We are encountering an issue with CA UIM 8.31 nas alerts whereby after acknowledging an alert, it re-appears with current timestamps even though the metric associated with the alert clearly indicates that the system is up and running.
At first we thought it was the probe. We encountered it in websphere_mq which initially reported that the multi-instance QM was down; in this case we disabled all alerts in the probe, acknowledged the alarm, and it came back with a critical alarm saying it is back up - so we are not even sure why a positive status would even have an alarm if the system is up and no alarms have been configured as active.
We have encountered a similar situation in sqlserver probe which kept on reporting that the status of the database is down, even though the metrics clearly indicate it was up the whole time during the period specified in the alert itself.
This all results in many alerts emailed which is not the objective. Does the problem lie in the nas probe or the individual probes where the alarms are configured (or not configured in the case of websphere_mq)? Any suggestions would be greatly appreciated.
I would start with running a sniffer in Dr.

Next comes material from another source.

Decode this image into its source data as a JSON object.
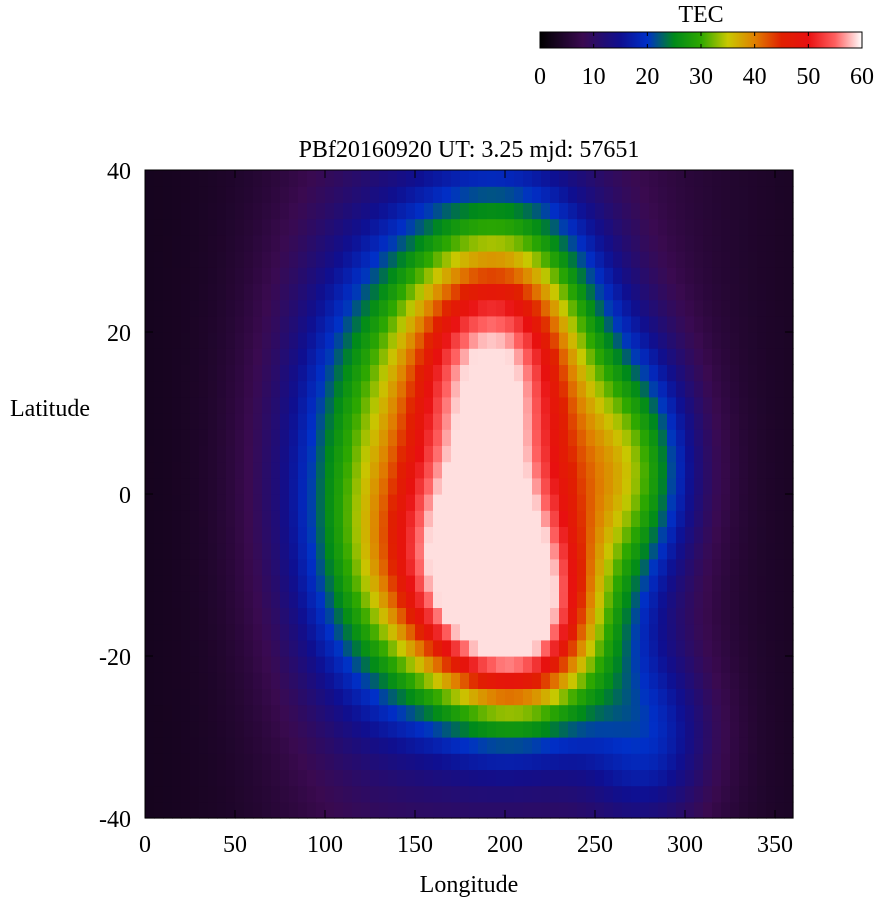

NimBUS to see whether or not the probes in question are sending the alarms.
Also, I would check to see if NAS is reposting any alarms to hub; filter for all NAS messages.

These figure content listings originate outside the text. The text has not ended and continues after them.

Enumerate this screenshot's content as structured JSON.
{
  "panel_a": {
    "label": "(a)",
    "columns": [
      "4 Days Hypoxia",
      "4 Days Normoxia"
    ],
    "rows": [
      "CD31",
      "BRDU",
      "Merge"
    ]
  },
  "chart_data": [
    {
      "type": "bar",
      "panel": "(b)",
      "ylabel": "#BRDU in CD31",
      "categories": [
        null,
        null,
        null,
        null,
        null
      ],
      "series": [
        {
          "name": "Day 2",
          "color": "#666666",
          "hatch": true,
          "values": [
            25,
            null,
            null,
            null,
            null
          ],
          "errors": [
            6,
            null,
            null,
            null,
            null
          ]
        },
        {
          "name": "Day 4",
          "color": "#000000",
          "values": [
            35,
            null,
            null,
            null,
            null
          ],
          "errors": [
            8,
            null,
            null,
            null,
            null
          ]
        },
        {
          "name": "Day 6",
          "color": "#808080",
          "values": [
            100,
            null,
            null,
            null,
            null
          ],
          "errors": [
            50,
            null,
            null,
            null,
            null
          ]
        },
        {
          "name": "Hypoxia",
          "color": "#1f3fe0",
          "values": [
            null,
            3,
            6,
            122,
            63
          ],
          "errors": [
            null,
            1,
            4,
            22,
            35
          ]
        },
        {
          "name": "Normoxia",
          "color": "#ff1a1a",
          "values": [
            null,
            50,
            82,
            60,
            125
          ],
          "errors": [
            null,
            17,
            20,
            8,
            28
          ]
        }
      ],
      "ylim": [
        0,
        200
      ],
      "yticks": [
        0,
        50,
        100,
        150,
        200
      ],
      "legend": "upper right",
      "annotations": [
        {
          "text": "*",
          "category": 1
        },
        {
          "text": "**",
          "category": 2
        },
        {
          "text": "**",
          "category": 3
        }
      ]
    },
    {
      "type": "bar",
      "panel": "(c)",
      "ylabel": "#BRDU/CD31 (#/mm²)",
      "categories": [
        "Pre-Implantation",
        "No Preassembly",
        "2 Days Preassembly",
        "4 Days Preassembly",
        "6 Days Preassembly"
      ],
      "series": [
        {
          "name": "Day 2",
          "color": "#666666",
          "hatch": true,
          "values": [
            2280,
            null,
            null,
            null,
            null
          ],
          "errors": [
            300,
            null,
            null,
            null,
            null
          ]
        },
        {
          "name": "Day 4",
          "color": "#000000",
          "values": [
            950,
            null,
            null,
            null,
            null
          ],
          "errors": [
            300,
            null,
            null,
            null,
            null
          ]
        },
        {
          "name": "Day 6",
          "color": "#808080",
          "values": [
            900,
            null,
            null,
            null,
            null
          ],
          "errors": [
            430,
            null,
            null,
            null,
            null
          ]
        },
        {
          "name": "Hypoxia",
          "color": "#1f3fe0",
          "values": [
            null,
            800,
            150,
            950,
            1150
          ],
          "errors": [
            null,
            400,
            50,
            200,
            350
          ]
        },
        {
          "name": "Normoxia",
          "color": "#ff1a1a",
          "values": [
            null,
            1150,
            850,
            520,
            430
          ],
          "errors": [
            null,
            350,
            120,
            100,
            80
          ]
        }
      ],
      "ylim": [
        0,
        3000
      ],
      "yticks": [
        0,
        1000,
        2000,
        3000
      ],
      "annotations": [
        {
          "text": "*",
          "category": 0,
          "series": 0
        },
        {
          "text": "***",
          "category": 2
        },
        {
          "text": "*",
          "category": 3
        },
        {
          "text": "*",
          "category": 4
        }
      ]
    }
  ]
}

Does it work fine with default nas.cfg?
If you are not at NAS 4.80, then it is worth upgrading.
If you only have one NAS in your environment this would most likely be coming from the probe itself.
if you have mutiple NAS setup with replication and forwarding there is a chance this alarm got stuck in some sore of loop.
I would suggest updating all NAS to 4.80 from our support hotfix page.
CA Unified Infrastructure Management Hotfix Index - CA Technologies
When this type of thing is happening I generally will open Dr nimbus and look at the message bus.
Narrow down the filter to alarms,probe and robot in this case and see if the alarm is coming in new.
If it is then check probe and probe logs.
If it is not check nas.
Some times we see clients who do not have alarms broken out in their queues.
IE they are using a * queue or combine alarm with QOS_Messages.
This can cause a problem where alarms get backed up behind QOS and can come in at much later times
then when the problem happens.
And because of this delay may come in even after the event is over.
So just something else to check